Configure Delta Lake to control data file size
Delta Lake provides options for manually or automatically configuring the target file size for writes and for OPTIMIZE
operations.
Limit rows written in a data file
You can use the SQL session configuration spark.sql.files.maxRecordsPerFile
to specify the maximum number of records to write to a single file for a Delta Lake table. Specifying a value of zero or a negative value represents no limit.

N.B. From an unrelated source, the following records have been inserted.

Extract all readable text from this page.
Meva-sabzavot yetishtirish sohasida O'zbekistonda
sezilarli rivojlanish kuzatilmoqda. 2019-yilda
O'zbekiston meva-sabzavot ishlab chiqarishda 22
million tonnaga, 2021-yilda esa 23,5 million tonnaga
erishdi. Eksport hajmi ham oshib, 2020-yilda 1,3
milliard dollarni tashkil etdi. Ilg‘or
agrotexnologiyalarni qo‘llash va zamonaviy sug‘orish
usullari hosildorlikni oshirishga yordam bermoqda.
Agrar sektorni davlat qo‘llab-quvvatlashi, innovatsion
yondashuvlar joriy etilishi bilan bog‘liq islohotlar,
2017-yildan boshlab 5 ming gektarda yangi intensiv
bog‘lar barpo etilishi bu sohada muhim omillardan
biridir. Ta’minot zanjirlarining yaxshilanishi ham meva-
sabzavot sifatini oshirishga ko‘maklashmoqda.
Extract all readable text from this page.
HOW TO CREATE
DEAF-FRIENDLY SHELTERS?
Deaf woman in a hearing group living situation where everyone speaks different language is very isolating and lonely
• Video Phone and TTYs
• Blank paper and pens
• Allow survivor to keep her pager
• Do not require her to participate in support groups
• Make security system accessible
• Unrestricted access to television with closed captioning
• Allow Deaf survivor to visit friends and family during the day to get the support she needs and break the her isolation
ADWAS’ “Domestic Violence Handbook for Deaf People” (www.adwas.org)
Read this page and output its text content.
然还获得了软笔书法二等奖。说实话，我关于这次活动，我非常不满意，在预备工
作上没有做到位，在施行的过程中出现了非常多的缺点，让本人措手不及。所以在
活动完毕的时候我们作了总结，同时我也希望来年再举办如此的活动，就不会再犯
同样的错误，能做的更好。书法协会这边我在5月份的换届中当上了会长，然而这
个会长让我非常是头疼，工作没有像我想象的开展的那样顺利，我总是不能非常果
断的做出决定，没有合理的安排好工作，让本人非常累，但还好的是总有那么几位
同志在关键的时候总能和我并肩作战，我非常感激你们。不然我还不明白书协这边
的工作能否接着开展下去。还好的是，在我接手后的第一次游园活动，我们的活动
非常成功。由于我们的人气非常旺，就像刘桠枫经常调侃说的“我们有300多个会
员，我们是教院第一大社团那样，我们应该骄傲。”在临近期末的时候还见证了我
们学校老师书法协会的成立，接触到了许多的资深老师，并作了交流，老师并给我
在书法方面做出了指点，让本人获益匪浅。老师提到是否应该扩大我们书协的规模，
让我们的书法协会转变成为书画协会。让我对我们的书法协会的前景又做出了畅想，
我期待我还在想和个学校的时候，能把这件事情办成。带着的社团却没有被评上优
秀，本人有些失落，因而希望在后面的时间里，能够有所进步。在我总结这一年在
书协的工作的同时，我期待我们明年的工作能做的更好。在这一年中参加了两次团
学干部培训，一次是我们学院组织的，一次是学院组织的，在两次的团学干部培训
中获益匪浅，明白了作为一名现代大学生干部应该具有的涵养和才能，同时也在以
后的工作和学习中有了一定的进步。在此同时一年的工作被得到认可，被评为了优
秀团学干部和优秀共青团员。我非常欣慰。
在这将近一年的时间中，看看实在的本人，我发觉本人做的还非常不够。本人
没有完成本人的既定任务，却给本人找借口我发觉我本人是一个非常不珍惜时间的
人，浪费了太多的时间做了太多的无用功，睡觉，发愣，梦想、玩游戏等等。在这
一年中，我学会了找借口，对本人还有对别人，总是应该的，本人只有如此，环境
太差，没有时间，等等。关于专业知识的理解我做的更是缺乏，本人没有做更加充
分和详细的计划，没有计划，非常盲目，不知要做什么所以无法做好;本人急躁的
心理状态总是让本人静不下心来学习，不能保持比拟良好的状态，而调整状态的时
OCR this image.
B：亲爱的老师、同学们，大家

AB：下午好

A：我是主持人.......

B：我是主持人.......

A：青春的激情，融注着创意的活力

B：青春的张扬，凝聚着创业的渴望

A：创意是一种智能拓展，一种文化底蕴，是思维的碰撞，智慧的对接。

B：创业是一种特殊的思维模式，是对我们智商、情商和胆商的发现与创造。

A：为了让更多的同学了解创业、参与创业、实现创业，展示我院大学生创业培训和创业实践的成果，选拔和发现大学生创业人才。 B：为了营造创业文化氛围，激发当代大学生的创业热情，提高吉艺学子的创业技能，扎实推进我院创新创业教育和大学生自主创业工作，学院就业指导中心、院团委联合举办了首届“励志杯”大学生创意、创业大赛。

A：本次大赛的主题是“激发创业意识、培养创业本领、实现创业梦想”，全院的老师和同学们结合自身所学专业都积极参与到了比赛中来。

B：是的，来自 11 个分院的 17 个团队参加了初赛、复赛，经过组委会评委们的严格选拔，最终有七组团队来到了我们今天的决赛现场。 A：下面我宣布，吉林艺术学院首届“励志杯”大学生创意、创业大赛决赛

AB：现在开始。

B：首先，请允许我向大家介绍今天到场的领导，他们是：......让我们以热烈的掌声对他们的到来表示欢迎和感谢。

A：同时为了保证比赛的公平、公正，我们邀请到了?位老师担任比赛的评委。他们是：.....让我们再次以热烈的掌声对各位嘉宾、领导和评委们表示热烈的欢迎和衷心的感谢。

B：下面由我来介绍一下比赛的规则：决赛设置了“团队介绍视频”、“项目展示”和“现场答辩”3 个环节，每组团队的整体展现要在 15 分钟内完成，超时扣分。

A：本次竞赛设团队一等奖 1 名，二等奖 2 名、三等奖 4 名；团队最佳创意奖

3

In Databricks Runtime 10.5 and above, you can also use the DataFrameWriter option maxRecordsPerFile
when using the DataFrame APIs to write to a Delta Lake table. When maxRecordsPerFile
is specified, the value of the SQL session configuration spark.sql.files.maxRecordsPerFile
is ignored.
(df.write
.mode("append")
.option("maxRecordsPerFile", "10000")
.save("/tmp/delta/people10m")
)
df.write
.mode("append")
.option("maxRecordsPerFile", "10000")
.save("/tmp/delta/people10m")
Set a target file size
Note
Available in Databricks Runtime 8.2 and above.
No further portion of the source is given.